Zełenski zaznaczył, że chce, by nowy rok był „rokiem powrotu”. – Powrotu naszych ludzi. Żołnierzy — do ich rodzin. Więźniów — do ich domów. Emigrantów — do swojej Ukrainy. Powrót naszych ziem – wyliczył.
Trwające 17 minut przemówienie zostało poprzeplatane nagraniami pokazującymi ataki rosyjskiego wojska, a także odwagę Ukraińców.
Rosjanie zaatakowali w noc sylwestrową
W noc sylwestrową i wczesnym rankiem w Nowy Rok Rosjanie kontynuowali ataki na cele w Ukrainie. Na terytorium całego kraju wyły syreny alarmowe. W Kijowie i innych miastach słychać było eksplozje. Dowództwo Sił Powietrznych Ukrainy poinformowało, że zniszczyło 45 irańskich dronów Shahed wystrzelonych w ostatnich godzinach przez Rosjan. 13 z nich zestrzelono jeszcze w sobotę, a 32 już po północy – w Nowy Rok.

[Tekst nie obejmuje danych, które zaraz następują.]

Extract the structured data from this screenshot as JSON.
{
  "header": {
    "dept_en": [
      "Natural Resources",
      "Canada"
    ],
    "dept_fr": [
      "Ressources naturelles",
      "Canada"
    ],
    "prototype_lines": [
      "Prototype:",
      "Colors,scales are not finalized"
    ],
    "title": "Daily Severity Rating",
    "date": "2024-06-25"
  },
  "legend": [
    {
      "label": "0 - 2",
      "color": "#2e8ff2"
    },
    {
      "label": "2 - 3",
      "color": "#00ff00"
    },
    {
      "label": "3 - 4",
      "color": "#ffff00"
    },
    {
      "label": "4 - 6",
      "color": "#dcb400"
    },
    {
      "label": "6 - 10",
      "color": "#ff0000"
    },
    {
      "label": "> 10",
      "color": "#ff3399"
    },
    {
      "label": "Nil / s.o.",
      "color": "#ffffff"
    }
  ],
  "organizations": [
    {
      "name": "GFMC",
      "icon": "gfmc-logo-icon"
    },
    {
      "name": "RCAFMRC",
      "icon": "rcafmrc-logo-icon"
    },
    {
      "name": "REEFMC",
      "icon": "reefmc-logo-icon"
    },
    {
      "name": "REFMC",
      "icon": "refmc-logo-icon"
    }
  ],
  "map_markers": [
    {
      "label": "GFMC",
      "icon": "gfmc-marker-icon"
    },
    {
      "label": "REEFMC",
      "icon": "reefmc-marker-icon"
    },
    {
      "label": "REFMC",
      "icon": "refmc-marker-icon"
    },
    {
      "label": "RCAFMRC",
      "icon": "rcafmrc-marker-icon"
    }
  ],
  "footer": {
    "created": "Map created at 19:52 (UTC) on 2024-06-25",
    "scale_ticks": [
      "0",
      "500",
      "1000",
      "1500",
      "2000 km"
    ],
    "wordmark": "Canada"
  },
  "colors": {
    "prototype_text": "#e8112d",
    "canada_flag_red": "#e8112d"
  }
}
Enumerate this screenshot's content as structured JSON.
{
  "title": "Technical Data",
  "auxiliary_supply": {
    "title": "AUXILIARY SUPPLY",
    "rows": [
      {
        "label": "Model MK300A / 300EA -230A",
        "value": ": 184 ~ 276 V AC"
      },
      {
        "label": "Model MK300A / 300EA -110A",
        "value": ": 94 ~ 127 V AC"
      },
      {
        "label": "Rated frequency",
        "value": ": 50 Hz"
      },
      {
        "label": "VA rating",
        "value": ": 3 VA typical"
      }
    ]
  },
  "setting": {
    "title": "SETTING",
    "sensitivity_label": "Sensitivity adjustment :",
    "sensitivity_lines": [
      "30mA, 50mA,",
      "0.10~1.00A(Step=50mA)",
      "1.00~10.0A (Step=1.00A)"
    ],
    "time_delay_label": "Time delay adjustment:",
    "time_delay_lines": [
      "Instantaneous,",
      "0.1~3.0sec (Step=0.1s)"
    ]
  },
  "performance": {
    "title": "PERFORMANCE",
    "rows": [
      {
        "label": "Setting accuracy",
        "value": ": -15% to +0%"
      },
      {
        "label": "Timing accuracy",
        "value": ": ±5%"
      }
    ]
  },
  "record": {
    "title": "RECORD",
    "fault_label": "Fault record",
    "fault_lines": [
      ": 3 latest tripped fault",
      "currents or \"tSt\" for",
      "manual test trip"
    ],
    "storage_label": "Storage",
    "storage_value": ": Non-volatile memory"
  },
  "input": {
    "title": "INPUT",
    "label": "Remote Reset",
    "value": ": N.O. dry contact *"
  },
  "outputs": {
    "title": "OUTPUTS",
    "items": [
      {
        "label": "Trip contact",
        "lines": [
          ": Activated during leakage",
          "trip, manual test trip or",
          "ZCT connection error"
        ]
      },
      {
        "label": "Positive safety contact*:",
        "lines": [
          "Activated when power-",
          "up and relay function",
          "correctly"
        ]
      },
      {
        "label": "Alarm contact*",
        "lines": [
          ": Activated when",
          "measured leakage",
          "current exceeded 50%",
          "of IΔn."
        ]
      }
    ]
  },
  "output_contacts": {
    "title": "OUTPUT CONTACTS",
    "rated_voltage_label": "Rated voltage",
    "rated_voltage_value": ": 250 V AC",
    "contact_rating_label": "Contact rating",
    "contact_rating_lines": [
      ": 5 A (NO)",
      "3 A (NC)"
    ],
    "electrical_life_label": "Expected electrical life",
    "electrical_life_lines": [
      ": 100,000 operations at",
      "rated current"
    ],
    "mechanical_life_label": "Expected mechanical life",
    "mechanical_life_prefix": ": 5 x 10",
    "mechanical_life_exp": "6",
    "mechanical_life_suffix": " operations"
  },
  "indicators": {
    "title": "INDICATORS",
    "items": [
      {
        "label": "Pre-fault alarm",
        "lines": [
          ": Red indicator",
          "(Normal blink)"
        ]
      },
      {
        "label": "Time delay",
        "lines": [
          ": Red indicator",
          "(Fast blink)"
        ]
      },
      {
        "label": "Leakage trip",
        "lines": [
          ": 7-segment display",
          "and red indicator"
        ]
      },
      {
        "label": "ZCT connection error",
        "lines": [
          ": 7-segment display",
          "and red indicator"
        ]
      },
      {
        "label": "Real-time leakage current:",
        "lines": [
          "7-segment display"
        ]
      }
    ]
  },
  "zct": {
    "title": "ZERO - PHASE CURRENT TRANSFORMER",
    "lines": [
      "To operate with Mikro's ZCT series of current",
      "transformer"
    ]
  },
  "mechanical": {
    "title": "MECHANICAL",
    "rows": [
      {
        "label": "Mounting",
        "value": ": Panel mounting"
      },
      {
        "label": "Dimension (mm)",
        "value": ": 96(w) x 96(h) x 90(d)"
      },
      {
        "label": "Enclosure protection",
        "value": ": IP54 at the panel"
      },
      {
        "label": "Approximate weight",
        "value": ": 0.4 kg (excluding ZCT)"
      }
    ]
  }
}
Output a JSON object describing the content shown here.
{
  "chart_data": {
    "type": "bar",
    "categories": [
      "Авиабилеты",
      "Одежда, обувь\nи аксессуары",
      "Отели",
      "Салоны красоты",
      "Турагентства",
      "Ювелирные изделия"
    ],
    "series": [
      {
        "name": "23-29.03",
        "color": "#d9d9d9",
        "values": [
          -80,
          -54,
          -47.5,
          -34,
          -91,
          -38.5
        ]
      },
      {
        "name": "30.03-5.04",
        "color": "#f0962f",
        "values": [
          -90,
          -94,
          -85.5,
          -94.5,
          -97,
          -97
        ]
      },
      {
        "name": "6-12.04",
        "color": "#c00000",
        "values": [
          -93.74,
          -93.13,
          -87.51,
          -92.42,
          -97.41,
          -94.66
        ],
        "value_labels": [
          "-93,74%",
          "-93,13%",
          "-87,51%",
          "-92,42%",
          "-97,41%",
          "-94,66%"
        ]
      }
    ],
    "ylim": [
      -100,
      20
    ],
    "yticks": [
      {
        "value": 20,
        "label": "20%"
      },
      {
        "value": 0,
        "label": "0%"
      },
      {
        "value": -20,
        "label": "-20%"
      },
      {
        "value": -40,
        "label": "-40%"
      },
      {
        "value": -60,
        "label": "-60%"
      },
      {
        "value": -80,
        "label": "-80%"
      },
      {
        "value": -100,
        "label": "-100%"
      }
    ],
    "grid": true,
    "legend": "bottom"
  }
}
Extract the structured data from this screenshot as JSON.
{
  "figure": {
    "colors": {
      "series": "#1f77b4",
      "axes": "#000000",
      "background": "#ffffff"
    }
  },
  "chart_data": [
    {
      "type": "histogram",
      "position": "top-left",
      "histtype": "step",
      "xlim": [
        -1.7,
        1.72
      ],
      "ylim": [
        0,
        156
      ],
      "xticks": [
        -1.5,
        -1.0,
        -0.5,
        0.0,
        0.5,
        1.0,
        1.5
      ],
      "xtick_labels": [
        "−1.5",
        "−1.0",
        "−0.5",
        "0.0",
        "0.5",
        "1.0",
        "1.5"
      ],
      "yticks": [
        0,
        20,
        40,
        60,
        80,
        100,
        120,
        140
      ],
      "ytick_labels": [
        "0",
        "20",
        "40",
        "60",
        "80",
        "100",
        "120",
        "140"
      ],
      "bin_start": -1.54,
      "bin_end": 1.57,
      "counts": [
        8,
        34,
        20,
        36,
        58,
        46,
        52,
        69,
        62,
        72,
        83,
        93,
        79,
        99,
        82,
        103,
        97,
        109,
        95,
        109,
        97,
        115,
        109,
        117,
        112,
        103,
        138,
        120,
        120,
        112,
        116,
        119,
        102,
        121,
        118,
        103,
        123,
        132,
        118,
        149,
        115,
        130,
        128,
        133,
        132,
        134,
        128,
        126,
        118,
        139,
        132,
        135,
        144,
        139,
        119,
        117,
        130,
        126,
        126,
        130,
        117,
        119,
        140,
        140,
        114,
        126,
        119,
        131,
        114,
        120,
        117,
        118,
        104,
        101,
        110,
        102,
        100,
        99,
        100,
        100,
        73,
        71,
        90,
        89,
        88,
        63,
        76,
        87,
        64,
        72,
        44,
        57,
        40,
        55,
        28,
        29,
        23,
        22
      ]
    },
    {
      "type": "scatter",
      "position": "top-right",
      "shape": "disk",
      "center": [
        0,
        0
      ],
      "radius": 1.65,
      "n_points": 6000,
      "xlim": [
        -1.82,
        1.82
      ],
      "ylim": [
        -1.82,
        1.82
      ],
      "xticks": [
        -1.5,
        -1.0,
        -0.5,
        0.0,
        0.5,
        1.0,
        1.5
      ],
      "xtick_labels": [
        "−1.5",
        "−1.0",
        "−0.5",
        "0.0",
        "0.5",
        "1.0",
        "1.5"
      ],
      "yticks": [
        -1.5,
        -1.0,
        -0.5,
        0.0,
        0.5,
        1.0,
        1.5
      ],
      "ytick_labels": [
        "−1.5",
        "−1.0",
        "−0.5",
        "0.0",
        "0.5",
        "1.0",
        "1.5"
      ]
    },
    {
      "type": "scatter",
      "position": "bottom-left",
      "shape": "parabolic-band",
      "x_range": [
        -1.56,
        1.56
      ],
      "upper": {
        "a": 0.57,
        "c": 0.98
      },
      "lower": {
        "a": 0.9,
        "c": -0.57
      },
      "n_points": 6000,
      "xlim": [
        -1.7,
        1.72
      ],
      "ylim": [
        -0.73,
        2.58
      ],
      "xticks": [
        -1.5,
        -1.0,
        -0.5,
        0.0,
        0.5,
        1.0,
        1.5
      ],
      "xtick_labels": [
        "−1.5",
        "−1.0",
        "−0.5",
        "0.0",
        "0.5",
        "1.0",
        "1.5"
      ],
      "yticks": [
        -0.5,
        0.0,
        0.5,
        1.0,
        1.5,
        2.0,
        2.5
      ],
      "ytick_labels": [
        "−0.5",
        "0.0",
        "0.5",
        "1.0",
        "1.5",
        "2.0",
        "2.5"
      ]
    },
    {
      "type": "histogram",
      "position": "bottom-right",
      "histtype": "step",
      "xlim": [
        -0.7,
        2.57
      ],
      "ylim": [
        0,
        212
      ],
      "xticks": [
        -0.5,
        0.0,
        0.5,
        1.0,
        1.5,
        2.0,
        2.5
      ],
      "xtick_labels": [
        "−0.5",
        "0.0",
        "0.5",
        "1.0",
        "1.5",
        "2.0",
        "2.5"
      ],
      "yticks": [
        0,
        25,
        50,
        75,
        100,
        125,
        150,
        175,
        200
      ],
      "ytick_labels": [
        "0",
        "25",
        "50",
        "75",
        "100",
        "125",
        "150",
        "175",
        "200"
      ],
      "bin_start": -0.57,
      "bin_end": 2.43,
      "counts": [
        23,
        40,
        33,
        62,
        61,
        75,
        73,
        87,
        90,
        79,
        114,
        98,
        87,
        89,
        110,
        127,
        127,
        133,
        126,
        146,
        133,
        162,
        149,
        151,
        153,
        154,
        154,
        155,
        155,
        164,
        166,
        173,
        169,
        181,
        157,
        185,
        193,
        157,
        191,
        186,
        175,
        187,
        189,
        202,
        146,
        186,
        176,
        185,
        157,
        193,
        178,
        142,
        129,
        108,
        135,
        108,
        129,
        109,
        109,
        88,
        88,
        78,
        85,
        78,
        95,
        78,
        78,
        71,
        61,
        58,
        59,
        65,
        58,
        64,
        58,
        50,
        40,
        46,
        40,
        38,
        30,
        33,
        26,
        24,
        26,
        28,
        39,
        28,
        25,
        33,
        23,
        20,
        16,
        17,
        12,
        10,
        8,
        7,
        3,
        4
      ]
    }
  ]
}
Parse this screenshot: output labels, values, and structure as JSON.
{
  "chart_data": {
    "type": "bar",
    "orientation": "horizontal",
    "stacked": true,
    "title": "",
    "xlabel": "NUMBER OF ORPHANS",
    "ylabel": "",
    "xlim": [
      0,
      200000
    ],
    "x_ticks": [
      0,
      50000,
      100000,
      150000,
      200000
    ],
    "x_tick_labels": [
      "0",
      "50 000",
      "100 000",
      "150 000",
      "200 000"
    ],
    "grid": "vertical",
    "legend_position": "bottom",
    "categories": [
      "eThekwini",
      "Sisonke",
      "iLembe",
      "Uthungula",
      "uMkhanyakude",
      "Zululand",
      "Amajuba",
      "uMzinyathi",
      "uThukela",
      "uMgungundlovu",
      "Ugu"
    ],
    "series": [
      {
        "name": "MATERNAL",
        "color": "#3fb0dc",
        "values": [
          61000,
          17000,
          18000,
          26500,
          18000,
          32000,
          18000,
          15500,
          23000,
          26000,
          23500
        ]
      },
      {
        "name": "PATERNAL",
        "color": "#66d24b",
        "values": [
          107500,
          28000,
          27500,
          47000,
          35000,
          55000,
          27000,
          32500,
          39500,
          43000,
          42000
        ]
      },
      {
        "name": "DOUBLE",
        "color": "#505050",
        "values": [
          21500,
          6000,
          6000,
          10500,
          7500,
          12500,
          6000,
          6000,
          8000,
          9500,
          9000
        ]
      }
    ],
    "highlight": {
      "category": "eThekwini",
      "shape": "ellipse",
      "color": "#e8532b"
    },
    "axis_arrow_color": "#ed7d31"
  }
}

Rosjanie po raz kolejny wzięli na celownik między innymi Kijów. Mer stolicy Witalij Kliczko poinformował w mediach społecznościowych, że fragmenty zniszczonych pocisków wyrządziły minimalne szkody w centrum miasta, ale według wstępnych doniesień nie było rannych ani ofiar.
Czytaj też:
Nowy „Wprost” z prognozami na 2023: co z inflacją, zdrowiem Polaków i wspólną listą opozycjiCzytaj też:
Orędzie noworoczne Andrzeja Dudy. „Konsekwencje wojny w Ukrainie nie znikną w 2023 roku”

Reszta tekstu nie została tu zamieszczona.